New particle collider more precise than LHC awaits approval
A particle collider that will allow scientists to peer deeper than before into the atom could be built once sanctioned by the US Department of Energy (DOE).
The Electron-Ion Collider (EIC) met the approval of the Nuclear Science Advisory Committee (NSAC), sending positive signals for the collider which could provide unprecedented insights into how protons and neutrons are built from quarks and gluons, the particles that act between them.
The current leading facilities for studying quark-gluon matter are the Relativistic Heavy Ion Collider (RHIC) at Brookhaven National Laboratory in New York and the Large Hadron Collider at Cern in Geneva.
Here protons and heavy ions are smashed together to recreate the conditions of the early Universe, when the sub-atomic particles existed as a plasma.

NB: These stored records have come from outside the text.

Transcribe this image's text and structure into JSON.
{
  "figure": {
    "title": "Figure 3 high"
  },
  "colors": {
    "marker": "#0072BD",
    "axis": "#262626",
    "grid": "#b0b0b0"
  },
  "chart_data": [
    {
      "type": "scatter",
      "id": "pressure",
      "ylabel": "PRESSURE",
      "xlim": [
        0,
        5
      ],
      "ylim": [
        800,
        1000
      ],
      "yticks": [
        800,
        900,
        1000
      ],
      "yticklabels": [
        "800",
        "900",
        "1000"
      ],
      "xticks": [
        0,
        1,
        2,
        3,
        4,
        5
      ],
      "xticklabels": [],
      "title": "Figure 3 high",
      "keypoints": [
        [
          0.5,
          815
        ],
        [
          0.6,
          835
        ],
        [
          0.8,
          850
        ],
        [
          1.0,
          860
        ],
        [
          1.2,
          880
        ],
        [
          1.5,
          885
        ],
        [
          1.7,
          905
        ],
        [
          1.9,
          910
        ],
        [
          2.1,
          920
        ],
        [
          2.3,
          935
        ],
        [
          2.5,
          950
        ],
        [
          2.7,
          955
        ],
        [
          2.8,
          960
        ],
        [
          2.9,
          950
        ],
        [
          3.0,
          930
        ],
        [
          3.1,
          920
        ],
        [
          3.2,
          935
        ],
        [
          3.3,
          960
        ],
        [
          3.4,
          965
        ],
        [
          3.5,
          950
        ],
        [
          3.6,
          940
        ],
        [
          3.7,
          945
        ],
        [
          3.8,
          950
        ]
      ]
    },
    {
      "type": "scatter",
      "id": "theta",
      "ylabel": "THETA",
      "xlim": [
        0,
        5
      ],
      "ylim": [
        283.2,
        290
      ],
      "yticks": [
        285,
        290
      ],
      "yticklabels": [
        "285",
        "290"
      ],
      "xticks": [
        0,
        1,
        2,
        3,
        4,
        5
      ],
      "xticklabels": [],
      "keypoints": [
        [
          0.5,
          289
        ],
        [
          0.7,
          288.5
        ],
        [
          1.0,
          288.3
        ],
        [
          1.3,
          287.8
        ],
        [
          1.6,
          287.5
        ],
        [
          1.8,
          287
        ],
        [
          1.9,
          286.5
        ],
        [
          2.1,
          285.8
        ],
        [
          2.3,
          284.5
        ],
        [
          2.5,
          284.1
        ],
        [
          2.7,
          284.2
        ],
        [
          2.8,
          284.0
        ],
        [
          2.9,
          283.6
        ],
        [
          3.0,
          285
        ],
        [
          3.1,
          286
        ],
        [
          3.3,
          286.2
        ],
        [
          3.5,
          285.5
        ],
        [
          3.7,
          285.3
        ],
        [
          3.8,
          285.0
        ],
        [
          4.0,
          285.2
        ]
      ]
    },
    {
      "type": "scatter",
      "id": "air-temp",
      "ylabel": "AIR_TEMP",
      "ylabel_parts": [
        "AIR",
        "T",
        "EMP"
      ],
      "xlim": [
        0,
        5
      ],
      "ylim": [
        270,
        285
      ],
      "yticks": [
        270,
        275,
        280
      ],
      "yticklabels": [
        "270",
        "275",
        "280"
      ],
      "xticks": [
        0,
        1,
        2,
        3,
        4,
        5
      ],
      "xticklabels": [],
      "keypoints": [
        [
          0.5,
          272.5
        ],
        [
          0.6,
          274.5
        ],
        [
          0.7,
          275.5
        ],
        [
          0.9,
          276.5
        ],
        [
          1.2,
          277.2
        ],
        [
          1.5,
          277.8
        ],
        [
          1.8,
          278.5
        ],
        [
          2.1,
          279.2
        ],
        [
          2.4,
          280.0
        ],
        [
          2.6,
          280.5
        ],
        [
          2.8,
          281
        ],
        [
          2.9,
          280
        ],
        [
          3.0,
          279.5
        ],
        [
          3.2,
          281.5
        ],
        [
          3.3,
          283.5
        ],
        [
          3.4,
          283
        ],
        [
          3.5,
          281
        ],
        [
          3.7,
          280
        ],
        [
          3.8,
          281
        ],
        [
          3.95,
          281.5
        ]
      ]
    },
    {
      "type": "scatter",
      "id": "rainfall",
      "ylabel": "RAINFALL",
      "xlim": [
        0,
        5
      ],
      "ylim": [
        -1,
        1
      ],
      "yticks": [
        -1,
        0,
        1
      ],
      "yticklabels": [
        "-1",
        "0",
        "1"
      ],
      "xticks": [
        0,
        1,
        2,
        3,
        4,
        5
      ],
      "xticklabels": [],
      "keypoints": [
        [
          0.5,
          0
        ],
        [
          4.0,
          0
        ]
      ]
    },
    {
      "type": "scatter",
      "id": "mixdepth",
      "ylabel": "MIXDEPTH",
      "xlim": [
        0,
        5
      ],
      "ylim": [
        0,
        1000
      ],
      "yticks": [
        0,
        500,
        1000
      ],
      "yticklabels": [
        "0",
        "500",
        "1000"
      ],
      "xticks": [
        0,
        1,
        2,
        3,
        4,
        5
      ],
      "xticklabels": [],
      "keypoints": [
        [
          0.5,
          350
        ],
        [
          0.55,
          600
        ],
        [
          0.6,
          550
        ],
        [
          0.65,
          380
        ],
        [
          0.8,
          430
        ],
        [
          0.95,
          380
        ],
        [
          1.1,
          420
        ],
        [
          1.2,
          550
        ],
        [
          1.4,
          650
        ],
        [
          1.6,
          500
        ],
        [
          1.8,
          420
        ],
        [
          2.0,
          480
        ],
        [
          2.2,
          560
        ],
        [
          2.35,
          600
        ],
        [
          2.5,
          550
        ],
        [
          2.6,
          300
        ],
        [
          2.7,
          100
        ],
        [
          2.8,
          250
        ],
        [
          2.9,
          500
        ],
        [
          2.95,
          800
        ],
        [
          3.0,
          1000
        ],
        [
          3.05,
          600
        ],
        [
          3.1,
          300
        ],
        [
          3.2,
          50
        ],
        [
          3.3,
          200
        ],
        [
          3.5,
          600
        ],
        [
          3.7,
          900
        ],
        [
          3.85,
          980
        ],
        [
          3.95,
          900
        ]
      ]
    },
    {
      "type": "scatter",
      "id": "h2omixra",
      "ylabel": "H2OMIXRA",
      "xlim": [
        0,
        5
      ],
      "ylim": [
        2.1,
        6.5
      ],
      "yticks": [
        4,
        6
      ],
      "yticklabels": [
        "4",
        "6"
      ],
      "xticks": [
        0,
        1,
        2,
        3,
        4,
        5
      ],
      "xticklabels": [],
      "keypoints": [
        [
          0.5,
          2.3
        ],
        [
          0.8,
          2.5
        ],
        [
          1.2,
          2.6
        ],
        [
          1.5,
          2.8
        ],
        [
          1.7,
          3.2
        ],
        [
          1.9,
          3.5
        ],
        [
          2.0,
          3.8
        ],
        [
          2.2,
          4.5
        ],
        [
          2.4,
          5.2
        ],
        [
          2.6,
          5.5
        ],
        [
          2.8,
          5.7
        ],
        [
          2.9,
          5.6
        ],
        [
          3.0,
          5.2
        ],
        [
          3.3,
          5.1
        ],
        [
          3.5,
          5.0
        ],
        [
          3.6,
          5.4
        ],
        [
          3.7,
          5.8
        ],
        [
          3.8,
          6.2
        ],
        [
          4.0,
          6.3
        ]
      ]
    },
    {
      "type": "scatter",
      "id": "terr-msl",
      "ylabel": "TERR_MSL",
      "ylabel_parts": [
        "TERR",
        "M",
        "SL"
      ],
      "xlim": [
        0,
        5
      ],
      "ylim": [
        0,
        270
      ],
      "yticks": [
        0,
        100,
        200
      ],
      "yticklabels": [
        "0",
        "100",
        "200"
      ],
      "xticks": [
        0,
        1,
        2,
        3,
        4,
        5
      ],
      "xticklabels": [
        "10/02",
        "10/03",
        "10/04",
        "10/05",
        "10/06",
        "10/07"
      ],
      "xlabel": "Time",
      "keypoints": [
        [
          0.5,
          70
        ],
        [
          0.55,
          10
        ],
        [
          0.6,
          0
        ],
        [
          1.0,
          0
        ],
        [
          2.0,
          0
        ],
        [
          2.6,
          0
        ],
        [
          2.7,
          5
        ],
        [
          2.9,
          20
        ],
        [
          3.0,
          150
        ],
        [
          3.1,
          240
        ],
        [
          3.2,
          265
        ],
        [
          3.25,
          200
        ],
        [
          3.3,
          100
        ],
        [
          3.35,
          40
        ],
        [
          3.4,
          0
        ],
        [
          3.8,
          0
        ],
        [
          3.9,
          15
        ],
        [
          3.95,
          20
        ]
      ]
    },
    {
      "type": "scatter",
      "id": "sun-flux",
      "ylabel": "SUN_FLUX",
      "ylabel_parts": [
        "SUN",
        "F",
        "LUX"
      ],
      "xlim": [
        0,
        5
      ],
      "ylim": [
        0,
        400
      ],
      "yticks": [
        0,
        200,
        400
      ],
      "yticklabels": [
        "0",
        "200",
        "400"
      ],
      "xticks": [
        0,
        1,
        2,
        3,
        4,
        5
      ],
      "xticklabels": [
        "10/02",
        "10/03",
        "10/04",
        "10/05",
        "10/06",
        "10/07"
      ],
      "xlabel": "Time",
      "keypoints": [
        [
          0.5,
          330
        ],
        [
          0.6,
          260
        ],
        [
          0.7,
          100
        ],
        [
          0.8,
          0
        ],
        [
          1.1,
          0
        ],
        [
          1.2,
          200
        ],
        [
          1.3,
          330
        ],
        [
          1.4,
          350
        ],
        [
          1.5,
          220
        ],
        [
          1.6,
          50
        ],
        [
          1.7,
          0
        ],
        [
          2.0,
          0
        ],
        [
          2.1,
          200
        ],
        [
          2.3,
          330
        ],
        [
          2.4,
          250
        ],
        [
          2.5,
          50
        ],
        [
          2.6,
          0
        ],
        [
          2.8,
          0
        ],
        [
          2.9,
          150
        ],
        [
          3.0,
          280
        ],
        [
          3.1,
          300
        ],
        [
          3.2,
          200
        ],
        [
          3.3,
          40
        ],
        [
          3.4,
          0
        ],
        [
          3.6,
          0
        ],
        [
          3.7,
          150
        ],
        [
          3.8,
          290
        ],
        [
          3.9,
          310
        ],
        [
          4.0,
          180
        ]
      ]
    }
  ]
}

The EIC will collide electrons with either protons or heavy ions, generating similar high levels of energy but the collisions will be more precise and can provide a more detailed picture of the particles, reports Nature.
The EIC would be ideal for studying an exotic state of matter that is made up entirely of gluons. It will also probe the puzzle of the missing spin of the proton.
The spins of the three constituent quarks of the proton add up to only about one-third of its own spin. The EIC will look for the difference in the spin of the proton's gluons, the angular momentum of its quarks or of the gluons from their orbital motion, or a mixture of all three.
The machine will probably be built by upgrading any of the present facilities like adding an electron-beam facility to RHIC or by adding an ion accelerator and new collider rings to the Continuous Electron Beam Accelerator Facility at the Thomas Jefferson National Accelerator Facility.
It is yet to be decided if the project will be solely a US initiative or an international collaboration.
There have been proposals at Cern and in China to develop such electron-ion colliders.
It was in particle collisions at Cern that the Higgs boson or 'god's particle' was detected first in 2012. The discovery verified the Standard Model theory of particle physics which predicted that particles gain mass by passing through the Higgs field which creates a drag.
Particles racing through such a field would perturb the field and create a Higgs particle, but these are highly unstable and disintegrate fast, making detection difficult.
Two new sub-atomic particles were also detected recently by the particle accelerator at Cern, which now aims to look for dark matter that makes up 96% of the matter in the universe, as also create mini black-holes during the collisions.